When the iPhone was first released there was no App Store. Many people asked for one. Eventually Apple relented and told developers to... make web apps for the iPhone instead. This wasn't enough, so eventually eventually they released the App Store. Somewhere alone the line the iPhone was also jailbroken and users with the jailbreak could install their own software.
The point is that a general purpose computing device without apps is a highly unstable situation. The bigger the potential for apps, the louder the demands get.
Let me copy/paste what I wrote the last time this perspective on iPhone apps came up:
Remember they were literally defining everything at the beginning - OS, UX, APIs, core features, hardware, first party apps, market positioning, etc etc. Needs of third party developers weren’t nearly as important as nailing the basics and ensuring a risky project was a success. The html5 app bit was a way to test the waters for developer interest and demand but very much an interim solution.
Jobs’ hot takes aren’t the end-all when it comes to product intent at Apple. He was basically an embodiment of strong opinions weakly held. His superpower was focusing teams on what the right set of features would be to create a product that made sense to the market, and ignoring everything else. The phone / iPod / internet communicator trifecta was example of this - nothing but nailing those three mattered at launch, and any effort elsewhere was wasteful. Without that kind of leadership, eng teams will often dither efforts over many things that don’t matter to success.

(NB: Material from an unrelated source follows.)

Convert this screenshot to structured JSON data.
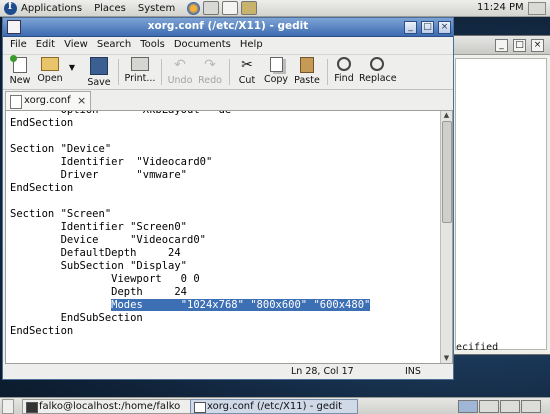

The history of Apple is filled with examples of this dynamic. iPhone was a group effort among many talented and influential people and I doubt Forstall and others driving software had same opinion on third party apps. They just didn’t pick that battle before it made sense to. Every other computing platform at the time (including Windows Mobile, Palm, and BlackBerry) supported third party apps, it’s not like the use case was novel or difficult to see, and the webs limitations were considerable. Adding apps was a default path temporarily set aside.
I don't see how they would've had the SDK released in 9 months (and the App Store in 13) after the first iPhone if it wasn't in the plans (at least partially) the entire time.
The point is that a general purpose computing device without apps is a highly unstable situation. The bigger the potential for apps, the louder the demands get.